莘阿瓜今非昔比,新贵当朝,不是年初在建康受气的那个委屈小媳妇了,对宋方,不能不给几分面子,对这类属僚,何须再加忍让?当即作色说道“汝掌外兵曹,士卒逃番不归,你竟不知该依何法处置?你这个参军是怎么当的!”

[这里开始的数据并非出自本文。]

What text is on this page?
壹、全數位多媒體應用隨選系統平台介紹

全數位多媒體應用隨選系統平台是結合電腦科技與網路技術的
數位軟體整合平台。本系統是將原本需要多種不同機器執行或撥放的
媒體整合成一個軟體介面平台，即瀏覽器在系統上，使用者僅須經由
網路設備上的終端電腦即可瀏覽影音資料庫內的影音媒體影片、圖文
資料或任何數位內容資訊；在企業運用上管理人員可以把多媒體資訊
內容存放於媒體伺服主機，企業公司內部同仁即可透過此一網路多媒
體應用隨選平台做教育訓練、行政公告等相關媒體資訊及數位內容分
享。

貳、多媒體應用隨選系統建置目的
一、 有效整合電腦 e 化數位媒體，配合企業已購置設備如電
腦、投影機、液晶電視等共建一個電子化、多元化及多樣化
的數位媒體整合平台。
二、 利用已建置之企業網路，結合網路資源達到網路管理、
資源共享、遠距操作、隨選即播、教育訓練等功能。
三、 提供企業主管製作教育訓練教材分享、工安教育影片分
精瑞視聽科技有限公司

外兵参军说道“下官自知该依何法处置,只是不知是否合长史心意。敢请长史示下。”
这家伙还不死心,指望莘迩不知该依何法。
莘迩笑了起来,说道“军法明规士家逃亡,从其家属宗亲中,取人代之。军法就是我的心意。你按此法行事就是。”
外兵参军没料到莘迩与普通的长吏不同,虽是初来上任,对军法却是这般熟悉,没能完成宋方的交代,大失所望,无精打采地应道“是。”
莘迩问那个谘议参军“你有何事要禀?”
谘议参军说道“下官没有别的事,也是这件兵卒逃亡事。”
“你说。”
“下官以为,仅以取人相代为罚,惩似稍轻。”
“噢?”
谘议参军侃侃而谈,说道“‘国之大事,在祀与戎’,兵者,本即国家大事,且方今我朝北有柔然为患,西有虏秦为敌,保境安民,非兵不可,尤更应以兵事为重,仅以取代为惩,不足示范。下官以为宜行重法,施以显戮,不如杀其宗亲,以儆效尤!”